Préoccupé par les situations de surpopulation en milieu carcéral, il engage des réformes visant à humaniser la situation des détenus (parloirs sans séparation, suppression des quartiers de haute sécurité, construction de nouvelles prisons, etc.).
Enfin, il améliore l’accès des citoyens à la justice en élargissant le droit pour les associations de se constituer parties civiles en matière de crimes contre l’humanité, de crimes de guerre (10 juin 1983) et de crimes à caractère raciste (3 janvier 1985). Il œuvre également pour que la France reconnaisse le droit pour tout justiciable d’exercer un recours individuel devant la Commission et la Cour européenne des droits de l’homme, en cas de violation de la Convention européenne des droits de l’homme (9 octobre 1981).

4 - PRÉSIDENT DU CONSEIL CONSTITUTIONNEL (1986-1995)

Appelé à succéder à Daniel Mayer à la présidence du Conseil constitutionnel, Robert Badinter prend ses fonctions le 19 février 1986. Il poursuit la politique de ses prédécesseurs, visant à faire du Conseil un défenseur vigilant des libertés publiques et un garant de la continuité des institutions, dans une période marquée par trois alternances politiques (1986, 1988 et 1993) et deux expériences de cohabitation entre des majorités politiques différentes au sein du pouvoir exécutif. Son mandat arrivé à expiration en 1995, il est remplacé par Roland Dumas, ancien ministre des Affaires étrangères. Robert Badinter s’implique en faveur de la Cour de conciliation et d’arbitrage, créée en 1992 dans le cadre de la Conférence pour la sécurité et la coopération en Europe (CSCE), qui a pour objet d’élaborer des solutions pacifiques en cas de différend opposant les États. Il est élu sénateur des Hauts-de-Seine en 1995 et réélu en 2004.

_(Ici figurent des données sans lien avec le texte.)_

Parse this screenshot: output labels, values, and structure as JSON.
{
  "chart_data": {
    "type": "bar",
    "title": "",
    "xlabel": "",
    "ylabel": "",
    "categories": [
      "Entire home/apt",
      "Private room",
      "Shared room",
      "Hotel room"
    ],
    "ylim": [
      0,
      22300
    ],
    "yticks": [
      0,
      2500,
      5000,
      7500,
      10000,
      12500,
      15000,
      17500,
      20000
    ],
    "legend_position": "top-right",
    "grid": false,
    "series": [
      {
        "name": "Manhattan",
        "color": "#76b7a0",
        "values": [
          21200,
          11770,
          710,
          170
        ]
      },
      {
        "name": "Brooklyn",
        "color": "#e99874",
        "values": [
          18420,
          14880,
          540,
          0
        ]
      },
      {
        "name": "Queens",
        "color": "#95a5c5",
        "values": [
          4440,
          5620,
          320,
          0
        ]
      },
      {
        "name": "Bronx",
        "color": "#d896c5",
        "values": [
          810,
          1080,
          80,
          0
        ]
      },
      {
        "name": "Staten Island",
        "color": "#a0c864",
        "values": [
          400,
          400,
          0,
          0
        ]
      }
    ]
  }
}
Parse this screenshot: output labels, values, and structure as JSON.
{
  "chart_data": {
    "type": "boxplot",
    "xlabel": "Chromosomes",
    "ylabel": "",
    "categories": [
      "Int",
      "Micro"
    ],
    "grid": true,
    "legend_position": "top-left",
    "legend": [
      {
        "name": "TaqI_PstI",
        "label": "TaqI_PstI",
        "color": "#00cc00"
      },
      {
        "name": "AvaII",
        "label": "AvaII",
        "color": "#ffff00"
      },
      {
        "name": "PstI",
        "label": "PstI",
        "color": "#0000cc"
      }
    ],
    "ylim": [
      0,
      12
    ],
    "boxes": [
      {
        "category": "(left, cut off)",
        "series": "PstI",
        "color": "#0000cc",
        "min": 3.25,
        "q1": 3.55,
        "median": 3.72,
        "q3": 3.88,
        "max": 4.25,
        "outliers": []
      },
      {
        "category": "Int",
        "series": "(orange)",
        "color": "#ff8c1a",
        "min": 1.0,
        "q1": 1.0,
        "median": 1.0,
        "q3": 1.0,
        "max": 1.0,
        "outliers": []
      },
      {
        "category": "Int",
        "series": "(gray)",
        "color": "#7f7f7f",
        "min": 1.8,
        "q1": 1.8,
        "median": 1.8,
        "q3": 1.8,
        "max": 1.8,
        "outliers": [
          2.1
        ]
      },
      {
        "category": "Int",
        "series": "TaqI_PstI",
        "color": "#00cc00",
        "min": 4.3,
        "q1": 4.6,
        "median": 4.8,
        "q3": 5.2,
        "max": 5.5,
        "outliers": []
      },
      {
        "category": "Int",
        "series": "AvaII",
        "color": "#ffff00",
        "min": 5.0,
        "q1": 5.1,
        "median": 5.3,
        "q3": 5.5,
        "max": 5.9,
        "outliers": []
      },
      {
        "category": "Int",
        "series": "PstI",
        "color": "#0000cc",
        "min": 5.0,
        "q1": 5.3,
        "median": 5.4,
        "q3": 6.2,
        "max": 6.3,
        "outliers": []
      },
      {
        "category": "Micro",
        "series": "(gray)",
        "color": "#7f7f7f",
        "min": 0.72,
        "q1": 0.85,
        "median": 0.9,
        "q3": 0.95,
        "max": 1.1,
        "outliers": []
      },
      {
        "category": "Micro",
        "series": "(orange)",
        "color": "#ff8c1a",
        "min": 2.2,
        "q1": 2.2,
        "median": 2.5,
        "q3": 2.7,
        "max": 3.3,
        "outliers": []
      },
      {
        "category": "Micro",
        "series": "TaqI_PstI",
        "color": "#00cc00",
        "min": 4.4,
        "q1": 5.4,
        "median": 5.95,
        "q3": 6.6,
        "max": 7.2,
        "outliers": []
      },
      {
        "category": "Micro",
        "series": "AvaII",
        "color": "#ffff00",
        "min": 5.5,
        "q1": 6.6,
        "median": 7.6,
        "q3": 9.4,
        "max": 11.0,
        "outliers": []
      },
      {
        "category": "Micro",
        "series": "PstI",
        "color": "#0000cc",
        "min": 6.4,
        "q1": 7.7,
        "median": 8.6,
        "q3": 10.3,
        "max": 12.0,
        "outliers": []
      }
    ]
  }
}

Robert Badinter est par ailleurs l’auteur de plusieurs ouvrages dont l’Exécution (1973), dans lequel il relate le procès et l’exécution de Roger Bontems ; une biographie consacrée à Condorcet (Condorcet, un intellectuel en politique, 1988), rédigée en collaboration avec son épouse, Élisabeth Badinter ; Libres et égaux (1989) et un essai historique intitulé la Prison républicaine (1992). L'Abolition, retraçant son combat pour l’abolition de la peine de mort, reçoit le prix Femina essais en 2000. En 2002, il publie Une Constitution européenne, rédigée article par article, afin de contribuer aux réflexions menées par la Convention sur l’avenir de l’Europe, présidée par Valéry Giscard d’Estaing. Contre la peine de mort (2006), recueil de textes et discours, est un nouveau plaidoyer en faveur de l’abolition de la peine de mort dans le monde.